Software is an ever changing field which empowers people to create tools to solve an infinite number of problems. Open Source is the foundation of that growth, without it, we'd all be scrambling to solve problems like headless chickens rather than working as a global collective. Open Source projects are dear to Grafite, as such we've collected their documentation into one simple place. Feel free to continue reading about our philosophies but if you're looking for specific packages check out the search or tabs above.
We firmly believe that great projects start simple and only add features that are necessary to provide optimal functionality. Unlike a sculptor who carves away the inessentials, software is like a piece of art, the developer like the illustrator begins with simple contours and adds details as needed to tell the story. We follow convention over customization as much as possible. In an ideal world software when read has no persona to it, but, we also adhere to making readability the highest order. Computer's can read code far better than any human can, so we believe its best to write code that a person can read. In the end six months from now when you're reading your code, its you who has to understand it.

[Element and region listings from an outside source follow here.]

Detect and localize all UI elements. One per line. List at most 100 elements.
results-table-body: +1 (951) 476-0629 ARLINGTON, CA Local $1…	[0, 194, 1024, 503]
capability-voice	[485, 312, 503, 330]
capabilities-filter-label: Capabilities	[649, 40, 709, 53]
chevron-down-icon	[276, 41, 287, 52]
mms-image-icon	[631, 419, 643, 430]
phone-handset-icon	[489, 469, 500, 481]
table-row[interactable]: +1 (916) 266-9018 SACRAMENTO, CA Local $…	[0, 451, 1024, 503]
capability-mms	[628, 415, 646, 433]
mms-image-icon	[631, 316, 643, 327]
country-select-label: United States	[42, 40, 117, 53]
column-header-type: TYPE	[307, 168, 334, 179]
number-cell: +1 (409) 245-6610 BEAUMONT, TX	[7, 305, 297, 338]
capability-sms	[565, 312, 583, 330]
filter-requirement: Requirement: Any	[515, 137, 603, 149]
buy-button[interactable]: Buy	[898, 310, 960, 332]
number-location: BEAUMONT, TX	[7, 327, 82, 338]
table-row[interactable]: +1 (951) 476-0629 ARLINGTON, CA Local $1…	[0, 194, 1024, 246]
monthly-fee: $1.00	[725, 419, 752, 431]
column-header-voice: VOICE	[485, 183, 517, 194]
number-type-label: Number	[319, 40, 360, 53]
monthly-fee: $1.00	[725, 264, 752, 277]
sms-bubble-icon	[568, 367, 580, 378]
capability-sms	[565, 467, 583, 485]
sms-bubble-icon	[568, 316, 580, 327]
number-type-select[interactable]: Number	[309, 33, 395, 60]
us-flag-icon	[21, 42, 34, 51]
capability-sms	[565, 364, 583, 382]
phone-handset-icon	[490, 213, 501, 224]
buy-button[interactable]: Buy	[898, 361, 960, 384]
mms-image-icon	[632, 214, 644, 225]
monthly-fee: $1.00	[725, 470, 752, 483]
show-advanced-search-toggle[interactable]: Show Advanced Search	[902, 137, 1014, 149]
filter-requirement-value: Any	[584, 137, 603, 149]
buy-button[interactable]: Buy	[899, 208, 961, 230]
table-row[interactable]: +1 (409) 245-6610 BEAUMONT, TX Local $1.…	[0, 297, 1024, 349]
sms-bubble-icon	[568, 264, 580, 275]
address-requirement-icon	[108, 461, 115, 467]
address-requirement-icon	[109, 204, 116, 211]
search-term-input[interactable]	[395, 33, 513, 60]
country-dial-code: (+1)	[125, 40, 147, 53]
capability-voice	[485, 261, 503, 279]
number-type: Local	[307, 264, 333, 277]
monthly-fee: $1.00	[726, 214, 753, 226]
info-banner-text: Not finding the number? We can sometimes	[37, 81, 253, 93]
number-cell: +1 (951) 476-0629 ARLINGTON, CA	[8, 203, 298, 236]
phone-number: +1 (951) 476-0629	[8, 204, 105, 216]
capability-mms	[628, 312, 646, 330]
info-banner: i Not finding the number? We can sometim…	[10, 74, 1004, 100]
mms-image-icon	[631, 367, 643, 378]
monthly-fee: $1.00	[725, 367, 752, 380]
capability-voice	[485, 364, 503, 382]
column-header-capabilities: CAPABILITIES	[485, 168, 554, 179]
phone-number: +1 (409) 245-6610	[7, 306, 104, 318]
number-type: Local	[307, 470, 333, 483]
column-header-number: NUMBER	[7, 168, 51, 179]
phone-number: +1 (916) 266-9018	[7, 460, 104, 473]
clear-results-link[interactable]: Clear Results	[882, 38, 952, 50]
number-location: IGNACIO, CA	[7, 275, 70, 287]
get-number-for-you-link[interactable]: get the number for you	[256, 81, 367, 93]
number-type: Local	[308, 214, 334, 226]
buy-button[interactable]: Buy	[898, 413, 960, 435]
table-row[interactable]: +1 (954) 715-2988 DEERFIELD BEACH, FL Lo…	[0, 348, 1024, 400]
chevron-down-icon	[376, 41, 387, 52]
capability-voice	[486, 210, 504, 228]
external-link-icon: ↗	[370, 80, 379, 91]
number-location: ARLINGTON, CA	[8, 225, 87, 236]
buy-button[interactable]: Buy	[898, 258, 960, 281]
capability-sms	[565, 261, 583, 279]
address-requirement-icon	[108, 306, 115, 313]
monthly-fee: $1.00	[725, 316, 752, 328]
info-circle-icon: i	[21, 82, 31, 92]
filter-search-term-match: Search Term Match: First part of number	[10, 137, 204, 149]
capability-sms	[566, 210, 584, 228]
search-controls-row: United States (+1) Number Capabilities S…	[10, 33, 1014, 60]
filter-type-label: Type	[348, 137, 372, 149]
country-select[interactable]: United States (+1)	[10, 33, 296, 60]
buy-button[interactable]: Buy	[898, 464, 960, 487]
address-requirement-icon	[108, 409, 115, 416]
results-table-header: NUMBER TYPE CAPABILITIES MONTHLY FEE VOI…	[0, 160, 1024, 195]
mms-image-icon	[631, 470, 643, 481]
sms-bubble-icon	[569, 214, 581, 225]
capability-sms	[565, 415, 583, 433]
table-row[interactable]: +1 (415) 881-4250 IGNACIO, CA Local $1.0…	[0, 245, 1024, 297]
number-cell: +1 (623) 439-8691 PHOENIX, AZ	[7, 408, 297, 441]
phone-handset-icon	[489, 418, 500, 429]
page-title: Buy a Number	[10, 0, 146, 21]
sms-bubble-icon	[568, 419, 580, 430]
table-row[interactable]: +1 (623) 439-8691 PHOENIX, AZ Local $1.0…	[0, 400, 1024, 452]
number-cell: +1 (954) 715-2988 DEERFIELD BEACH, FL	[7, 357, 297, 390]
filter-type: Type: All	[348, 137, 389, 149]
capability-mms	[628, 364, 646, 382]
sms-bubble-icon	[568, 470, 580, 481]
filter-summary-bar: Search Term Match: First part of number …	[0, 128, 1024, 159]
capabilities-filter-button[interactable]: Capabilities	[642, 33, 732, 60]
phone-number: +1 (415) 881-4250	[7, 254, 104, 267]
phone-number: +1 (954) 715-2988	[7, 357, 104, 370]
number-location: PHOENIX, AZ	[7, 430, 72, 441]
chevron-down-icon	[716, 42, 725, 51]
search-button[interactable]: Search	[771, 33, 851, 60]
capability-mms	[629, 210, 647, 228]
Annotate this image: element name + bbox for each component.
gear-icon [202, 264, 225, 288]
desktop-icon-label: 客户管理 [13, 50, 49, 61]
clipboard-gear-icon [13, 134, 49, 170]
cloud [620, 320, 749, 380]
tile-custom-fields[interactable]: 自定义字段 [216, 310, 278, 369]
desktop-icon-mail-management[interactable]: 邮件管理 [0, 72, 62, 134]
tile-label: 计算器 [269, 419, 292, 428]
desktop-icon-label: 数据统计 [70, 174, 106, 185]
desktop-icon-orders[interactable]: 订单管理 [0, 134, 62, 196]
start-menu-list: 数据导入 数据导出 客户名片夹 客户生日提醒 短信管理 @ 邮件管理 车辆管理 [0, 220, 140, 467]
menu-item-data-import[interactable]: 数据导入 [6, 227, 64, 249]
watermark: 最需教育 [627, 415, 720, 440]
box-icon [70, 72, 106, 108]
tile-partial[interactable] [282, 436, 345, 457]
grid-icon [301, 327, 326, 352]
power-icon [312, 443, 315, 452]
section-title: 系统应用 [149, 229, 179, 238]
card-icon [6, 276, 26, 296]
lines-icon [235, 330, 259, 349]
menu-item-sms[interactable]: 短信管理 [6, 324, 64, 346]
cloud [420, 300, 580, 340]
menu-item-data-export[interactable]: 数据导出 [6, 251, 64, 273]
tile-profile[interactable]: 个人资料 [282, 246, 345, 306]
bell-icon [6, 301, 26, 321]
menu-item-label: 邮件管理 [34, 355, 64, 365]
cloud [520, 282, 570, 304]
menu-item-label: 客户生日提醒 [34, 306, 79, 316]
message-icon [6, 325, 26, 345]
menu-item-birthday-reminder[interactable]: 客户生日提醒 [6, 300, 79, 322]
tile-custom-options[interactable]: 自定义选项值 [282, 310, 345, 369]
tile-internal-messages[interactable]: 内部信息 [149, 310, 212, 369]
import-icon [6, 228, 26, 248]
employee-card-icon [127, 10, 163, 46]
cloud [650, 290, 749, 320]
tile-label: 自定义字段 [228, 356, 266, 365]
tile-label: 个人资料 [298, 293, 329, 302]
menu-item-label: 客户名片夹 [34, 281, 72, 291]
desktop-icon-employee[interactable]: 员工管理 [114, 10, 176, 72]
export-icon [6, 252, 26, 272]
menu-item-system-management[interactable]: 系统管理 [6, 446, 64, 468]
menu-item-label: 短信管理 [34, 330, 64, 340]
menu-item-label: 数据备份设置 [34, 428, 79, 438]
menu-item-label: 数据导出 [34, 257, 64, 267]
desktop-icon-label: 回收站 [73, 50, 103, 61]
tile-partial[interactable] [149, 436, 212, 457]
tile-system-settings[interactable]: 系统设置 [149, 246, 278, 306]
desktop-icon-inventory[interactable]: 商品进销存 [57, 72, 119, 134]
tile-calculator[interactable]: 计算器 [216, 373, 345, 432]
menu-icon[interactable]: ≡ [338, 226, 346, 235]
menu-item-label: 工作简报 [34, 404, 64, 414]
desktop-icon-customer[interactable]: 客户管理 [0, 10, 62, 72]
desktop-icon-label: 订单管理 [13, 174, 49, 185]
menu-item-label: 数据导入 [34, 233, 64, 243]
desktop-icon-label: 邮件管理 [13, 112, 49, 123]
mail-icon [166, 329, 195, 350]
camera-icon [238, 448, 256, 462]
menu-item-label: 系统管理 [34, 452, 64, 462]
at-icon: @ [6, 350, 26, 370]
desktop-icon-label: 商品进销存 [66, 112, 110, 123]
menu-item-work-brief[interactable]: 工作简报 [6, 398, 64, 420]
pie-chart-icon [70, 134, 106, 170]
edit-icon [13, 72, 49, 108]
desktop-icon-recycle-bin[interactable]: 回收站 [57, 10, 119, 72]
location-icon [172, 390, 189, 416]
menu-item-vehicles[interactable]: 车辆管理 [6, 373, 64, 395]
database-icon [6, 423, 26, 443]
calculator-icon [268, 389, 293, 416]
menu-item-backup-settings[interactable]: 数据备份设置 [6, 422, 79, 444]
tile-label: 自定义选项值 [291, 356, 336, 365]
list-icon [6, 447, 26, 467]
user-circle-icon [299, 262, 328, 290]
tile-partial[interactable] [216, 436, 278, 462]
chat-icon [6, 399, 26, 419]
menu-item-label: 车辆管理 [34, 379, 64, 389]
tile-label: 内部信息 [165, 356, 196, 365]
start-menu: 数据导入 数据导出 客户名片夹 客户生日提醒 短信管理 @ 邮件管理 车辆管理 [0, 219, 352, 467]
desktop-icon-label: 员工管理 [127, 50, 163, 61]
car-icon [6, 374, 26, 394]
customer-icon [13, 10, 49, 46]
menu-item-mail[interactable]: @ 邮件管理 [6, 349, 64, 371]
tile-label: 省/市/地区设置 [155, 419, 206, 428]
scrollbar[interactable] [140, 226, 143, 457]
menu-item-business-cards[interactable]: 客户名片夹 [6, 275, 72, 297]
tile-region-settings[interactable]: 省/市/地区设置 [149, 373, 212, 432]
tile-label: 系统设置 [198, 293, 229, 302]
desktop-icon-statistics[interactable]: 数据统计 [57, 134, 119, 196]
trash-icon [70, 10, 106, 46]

When developing packages we do our best to separate concerns and keep the data flow as simple as possible. Our packages follow semantic versioning and are often aimed to maintain a long term support by detaching themselves from a code base as much as possible.
Grafite follows a modular growth structure through the use of packages. We believe that if the code is reusable enough it can become its own package. If an application needs to deviate from the package enough then the package can be transfered into the application's base code. All projects are different and require analysis to determine the best course of action. As such, we have developed packages to handle anything from subscription based applications, to CMS integration and even custom e-commerce platforms.
Code has a Short Life¶
We believe in creating tools that help people build amazing things, but in that same context we know that not all things last long. Sometimes we devlop packages that need to be discarded. Sometimes features get removed if they prove to not serve a purpose. All code has an expiration date connected to it, as the infrastructure changes and the maintainers come and go. Though we aim to provide long lasting packages we hold firmly to the idea, that sometimes writing something all over again is the only way forward.
We're not perfect¶
If you think we're nuts please provide a reason, but we're always happy to discuss design pattern ideas and implementations.